Born in Scotland and educated in Belgium, Fen de Villiers’ work has roots in both and neither. His powerful sculptures tell the story of his own identity, but also a more general European sensibility that thrives in the anonymous shapes of his modernist figures - representing transcendent values.
Undergoing his art training at the Royal Academy of Fine Arts Antwerp, founded in 1663 as one of the oldest in Europe, de Villiers is an alumni alongside some of the most important minds in contemporary creative thought and design. Amongst those names include Martin Margiela, Dries Van Noten, Demna Gvasalia, Jan Yoors, Jan Fabre and even, very briefly, Vincent van Gogh.
Despite most of these graduates helping to reshape the world of fashion, their sheer impact on the art world - well beyond the confines of fashion itself - highlights the kind of figures produced from the school. De Villiers, clearly inspired by the contemporary sculptures of his forebears like Fabre and Yoors, chose to steer away from the abstract and conceptual and move towards something more figurative and dynamic.
It was in the modernist movement of Futurism, particularly the sculptural work of one of the movement’s pioneers Umberto Boccioni, that de Villiers has derived a lot of his artistic philosophy from. Besides the dynamic and highly kinetic aesthetics of Boccioni’s works, he also had an exuberant manifesto that shone the spotlight on the perceived stasis of Italy’s culture at the time.
One section, the introduction of the manifesto, translated from its original in Italian, reads:
TO THE YOUNG ARTISTS OF ITALY!
The cry of rebellion which we utter associates our ideals with those of the Futurist poets. These ideals were not invented by some aesthetic clique. They are an expression of a violent desire which boils in the veins of every creative artist today.
We will fight with all our might the fanatical, senseless and snobbish religion of the past, a religion encouraged by the vicious existence of museums.
Similar themes are echoed in de Villiers’ own manifesto which offers us context into the ties that bind the social with the artistic. Both of the manifestos arose and developed at a particular time in reponse to the pervasive zeitgeist.

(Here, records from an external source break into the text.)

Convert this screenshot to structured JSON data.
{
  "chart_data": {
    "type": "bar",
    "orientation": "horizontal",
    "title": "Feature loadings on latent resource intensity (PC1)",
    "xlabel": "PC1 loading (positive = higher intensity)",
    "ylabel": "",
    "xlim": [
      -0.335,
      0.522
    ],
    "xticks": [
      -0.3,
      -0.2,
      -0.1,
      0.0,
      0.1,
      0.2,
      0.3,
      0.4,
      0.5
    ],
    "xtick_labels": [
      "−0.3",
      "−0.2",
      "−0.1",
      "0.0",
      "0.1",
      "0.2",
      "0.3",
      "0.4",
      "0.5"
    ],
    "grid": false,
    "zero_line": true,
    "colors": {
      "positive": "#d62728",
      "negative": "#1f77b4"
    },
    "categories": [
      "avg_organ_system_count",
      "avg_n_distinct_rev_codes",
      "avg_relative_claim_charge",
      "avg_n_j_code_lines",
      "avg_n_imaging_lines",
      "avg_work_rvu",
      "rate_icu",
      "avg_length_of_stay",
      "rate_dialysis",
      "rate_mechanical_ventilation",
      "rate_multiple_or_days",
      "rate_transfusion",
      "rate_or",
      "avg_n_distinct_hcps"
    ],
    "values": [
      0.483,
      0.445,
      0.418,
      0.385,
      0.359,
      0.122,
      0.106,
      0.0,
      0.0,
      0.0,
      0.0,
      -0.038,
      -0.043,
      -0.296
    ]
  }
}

Both sought to yield art and culture as a weapon against the world, a way to manifest strength in an increasingly compromised social system.
Working mainly in stone, with bronze and plaster casting, de Villiers utilises his materials not only for their physical properties, but their representational value, “Stone carving for me is the absolute essence of sculpture. You work directly in a material that was given to you by nature: raw and with its own free will, but at the same time pure and imbued with age-old vitality.” In this most primitive of materials, the artist can engage with his most primal instincts.
Drawing on the reciprocal balance between harmony and chaos - the form of the sculpture and its dynamic contents respectively - the artist opts not to portray trends or contemporary issues, but to detail the timeless. Rather than commentary, de Villiers is interested in transcendent values.
Interpreting the text on de Villiers' website, the intention of a sculpture isn’t there to be decoded as much as to be experienced. These sculptures, as with the early Italian Futurists, thrive on impact, “I am always looking for archetypes of strength, dynamism and energy, and seek to create powerful sculptures that uplift the viewer’s spirit.”
De Villiers is working within a very niche territory of sculpture, but his active engagement with timeless themes and materials, the eschewing of trends, means that he will never be in, nor will he ever be out. De Villiers will be and he will keep on being.